Mohan and colleagues’ study of the impact of an electronic medical record information system on ED performance had some limitations.2 It was retrospective and unable to control for all confounders, and therefore could only show a correlation with ED delays, not causation. However, the premise for the study delivers an important message — the work required to use the information system was perceived by the ED staff to directly conflict with time spent with patients.

Another study has shown that the same electronic medical record information system is perceived to have had a negative impact on the care of patients, as well as the productivity and morale of staff, in six EDs in New South Wales.3 The need to be hypervigilant about the accuracy of the information supplied by the electronic health record compounds an already stressful clinical environment, which in turn leads to resentment towards the technology and the people who have imposed it. This makes it “bad” HIT. Unless this is corrected, HIT efforts will overuse precious health care resources, will be unlikely to achieve claimed benefits for many years to come, and may actually cause harm.4,5

The large HIT corporations produce a type of technology that is best categorised as enterprise resource planning (ERP), which has its roots in the manufacturing industry. It is based on the idea that all processes within an organisation can be standardised, and that all processes of the same type should have their information modelled and processed in the same manner. If this high degree of standardisation were considered the best way to process and model information derived from clinical activity, then ERP would be a favoured technology to adopt, as has happened in many places.

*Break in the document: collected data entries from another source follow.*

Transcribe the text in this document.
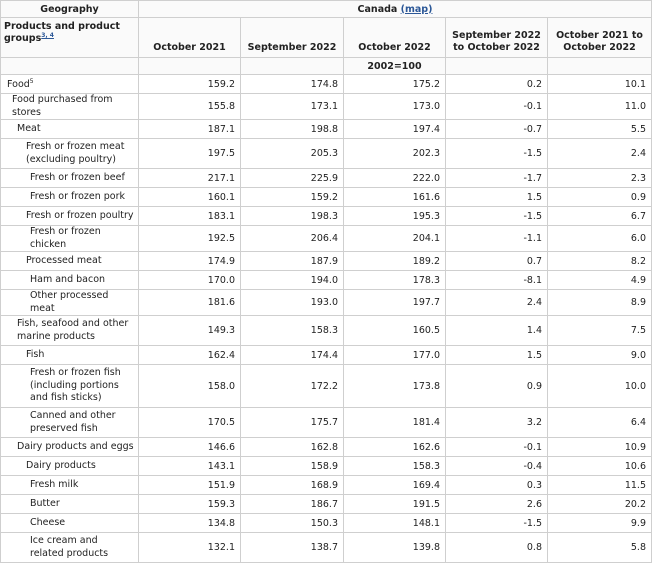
Geography	Canada (map)				
Products and product groups$^{3, 4}$	October 2021	September 2022	October 2022	September 2022 to October 2022	October 2021 to October 2022
			2002=100		
Food$^5$	159.2	174.8	175.2	0.2	10.1
Food purchased from stores	155.8	173.1	173.0	-0.1	11.0
Meat	187.1	198.8	197.4	-0.7	5.5
Fresh or frozen meat (excluding poultry)	197.5	205.3	202.3	-1.5	2.4
Fresh or frozen beef	217.1	225.9	222.0	-1.7	2.3
Fresh or frozen pork	160.1	159.2	161.6	1.5	0.9
Fresh or frozen poultry	183.1	198.3	195.3	-1.5	6.7
Fresh or frozen chicken	192.5	206.4	204.1	-1.1	6.0
Processed meat	174.9	187.9	189.2	0.7	8.2
Ham and bacon	170.0	194.0	178.3	-8.1	4.9
Other processed meat	181.6	193.0	197.7	2.4	8.9
Fish, seafood and other marine products	149.3	158.3	160.5	1.4	7.5
Fish	162.4	174.4	177.0	1.5	9.0
Fresh or frozen fish (including portions and fish sticks)	158.0	172.2	173.8	0.9	10.0
Canned and other preserved fish	170.5	175.7	181.4	3.2	6.4
Dairy products and eggs	146.6	162.8	162.6	-0.1	10.9
Dairy products	143.1	158.9	158.3	-0.4	10.6
Fresh milk	151.9	168.9	169.4	0.3	11.5
Butter	159.3	186.7	191.5	2.6	20.2
Cheese	134.8	150.3	148.1	-1.5	9.9
Ice cream and related products	132.1	138.7	139.8	0.8	5.8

However, there is an alternative, almost contradictory, perspective on the nature of clinical work: that it is non-deterministic and performed by a group of diverse staff working in an ecologically stable network of people that has to respond to diverse medical needs and diseases. The ecology model accommodates staff joining and leaving the process, with differing needs emerging at different times, so that the other individuals in the network have to adapt and modify their behaviour and improvise in an unpredictable manner. Amid all this variability is the ever-demanding imperative to improve the processes of care and attention to the patient, while also increasing staff productivity.6

Where the ERP model has been imposed in the clinical setting, staff may be coerced into an approach to their work that is at odds with established best practices. This could only be considered “good” HIT if it brought greater staff productivity with at least no loss (and, preferably, improvement) of patient safety and services and staff morale.

It is not enough just to identify problems: effort must be invested in transforming bad HIT into good HIT. This process must identify and optimise all the operative factors: human behaviour, system design, equipment performance, skills of the IT participants, and the operational policy framework.7 Good HIT should include clinician control of the interface design for content, dataflow and workflow. It includes the ability to change the system in real time, and it incorporates inbuilt data analytical capability, natural language processing, and native interoperability and clinical coding.8 Finally, there must be an appropriate opportunity to test systems for useability, effectiveness and suitability before their release.

There must be a move away from standardised processing models and towards improving the user experience in the clinical setting. Clinicians should not have to shoehorn their activity into predefined, externally imposed work processes that do not reflect actual activity and will not improve efficiency. A true patient-focused system aligns all its components towards the same aim. Like a good clinician, good HIT does no harm — to patients or staff.

American medical / HIT journals are perhaps a bit too beholden to industry to directly commit such health IT heresy.  Thank the stars those Down Under are a bit more bold.